Through his writing, Proust examined what is perceived, and also what is remembered, and the repeated and ever-present links between perception and memory.
This interests me because I find the idea that time is a linear yet intangible ‘something’ completely meaningless. Many people, it seems, see time as something invisible that they live in and they travel along, as if they are a dot travelling along a long line that stretches from birth to death. They accept it as natural and dependable as the air that they breathe.
I don’t see time like that at all. Time disturbs me. I see time as a big cumulus cloud with me in the middle.

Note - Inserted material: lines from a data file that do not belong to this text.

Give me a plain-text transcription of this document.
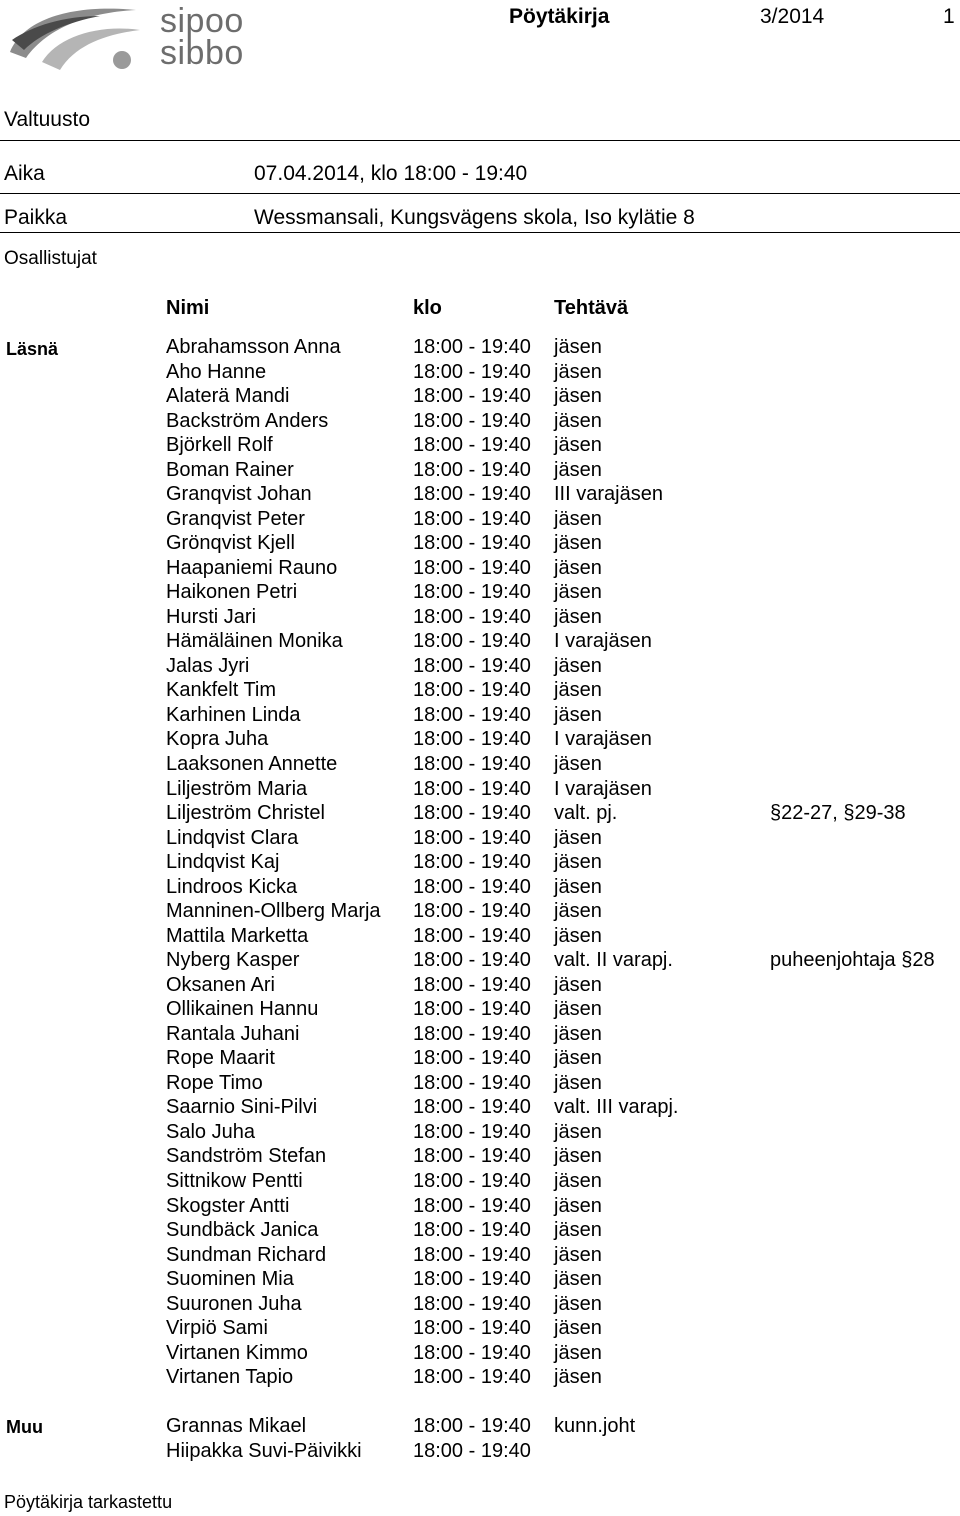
sipoo
sibbo
Pöytäkirja	3/2014	1
Valtuusto
Aika	07.04.2014, klo 18:00 - 19:40
Paikka	Wessmansali, Kungsvägens skola, Iso kylätie 8
Osallistujat
Nimi	klo	Tehtävä
Läsnä	Abrahamsson Anna	18:00 - 19:40 jäsen
Aho Hanne	18:00 - 19:40 jäsen
Alaterä Mandi	18:00 - 19:40 jäsen
Backström Anders	18:00 - 19:40 jäsen
Björkell Rolf	18:00 - 19:40 jäsen
Boman Rainer	18:00 - 19:40 jäsen
Granqvist Johan	18:00 - 19:40 III varajäsen
Granqvist Peter	18:00 - 19:40 jäsen
Grönqvist Kjell	18:00 - 19:40 jäsen
Haapaniemi Rauno	18:00 - 19:40 jäsen
Haikonen Petri	18:00 - 19:40 jäsen
Hursti Jari	18:00 - 19:40 jäsen
Hämäläinen Monika	18:00 - 19:40 I varajäsen
Jalas Jyri	18:00 - 19:40 jäsen
Kankfelt Tim	18:00 - 19:40 jäsen
Karhinen Linda	18:00 - 19:40 jäsen
Kopra Juha	18:00 - 19:40 I varajäsen
Laaksonen Annette	18:00 - 19:40 jäsen
Liljeström Maria	18:00 - 19:40 I varajäsen
Liljeström Christel	18:00 - 19:40 valt. pj.	§22-27, §29-38
Lindqvist Clara	18:00 - 19:40 jäsen
Lindqvist Kaj	18:00 - 19:40 jäsen
Lindroos Kicka	18:00 - 19:40 jäsen
Manninen-Ollberg Marja 18:00 - 19:40 jäsen
Mattila Marketta	18:00 - 19:40 jäsen
Nyberg Kasper	18:00 - 19:40 valt. II varapj.	puheenjohtaja §28
Oksanen Ari	18:00 - 19:40 jäsen
Ollikainen Hannu	18:00 - 19:40 jäsen
Rantala Juhani	18:00 - 19:40 jäsen
Rope Maarit	18:00 - 19:40 jäsen
Rope Timo	18:00 - 19:40 jäsen
Saarnio Sini-Pilvi	18:00 - 19:40 valt. III varapj.
Salo Juha	18:00 - 19:40 jäsen
Sandström Stefan	18:00 - 19:40 jäsen
Sittnikow Pentti	18:00 - 19:40 jäsen
Skogster Antti	18:00 - 19:40 jäsen
Sundbäck Janica	18:00 - 19:40 jäsen
Sundman Richard	18:00 - 19:40 jäsen
Suominen Mia	18:00 - 19:40 jäsen
Suuronen Juha	18:00 - 19:40 jäsen
Virpiö Sami	18:00 - 19:40 jäsen
Virtanen Kimmo	18:00 - 19:40 jäsen
Virtanen Tapio	18:00 - 19:40 jäsen
Muu	Grannas Mikael	18:00 - 19:40 kunn.joht
Hiipakka Suvi-Päivikki	18:00 - 19:40
Pöytäkirja tarkastettu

If time were a line and I had to draw it, it would look something like this.
Time often feels as if it is traveling at a constant, linear fashion. Yet, there will be a moment in time’s journey, when I’m in a building I’ve been in before, or smelling a smell of the past, or tasting a taste of my childhood, or thinking about someone who has long left my day-to-day existence and I will get what I can only describe as a time-carrying emotional wack in the stomach. It can be a good wack, or it can be a bad wack.
I also have these time-carrying emotional wacks when I am driving. In fact, I get them a lot when I am driving. I also get them at Zumba, when I’m trying to sleep, and when I’m waiting in a queue. So they are sometimes triggered by an external stimuli (a smell or taste) and sometimes triggered by a total lack of external stimuli (boredom). Time exists in the chaos and the void.
So it may be n number of years since an emotional event happened, good or bad, but I can be thrust back to that event just as suddenly and unpredictably as I can not be thrust back to it. The idea that time heals, is utter rubbish. Why? Because time is a cloud, it isn’t linear. It doesn’t just have speed and direction. It has position as well. Perhaps the physicists need to step in at this point and make the observation that they have made many times before that you can either examine the velocity of a particle or it’s position but not both.
This theory is called the Uncertainty Principle. I therefore propose that we create an Uncertainty of Time Principle as well. Time is like a particle. We can see the position of time in our minds, or the velocity it is travelling at (with us along with it), but we can’t see both together.
If I could control my emotions and prevent the lack of or all-encompassing stimuli to the senses, then time would be predictable. But I can’t and it isn’t. So I have to accept that this is how time is. Time is woolly. It can’t be measured.
There’s no point fighting or seeking the emotional wacks, they will come when time wills.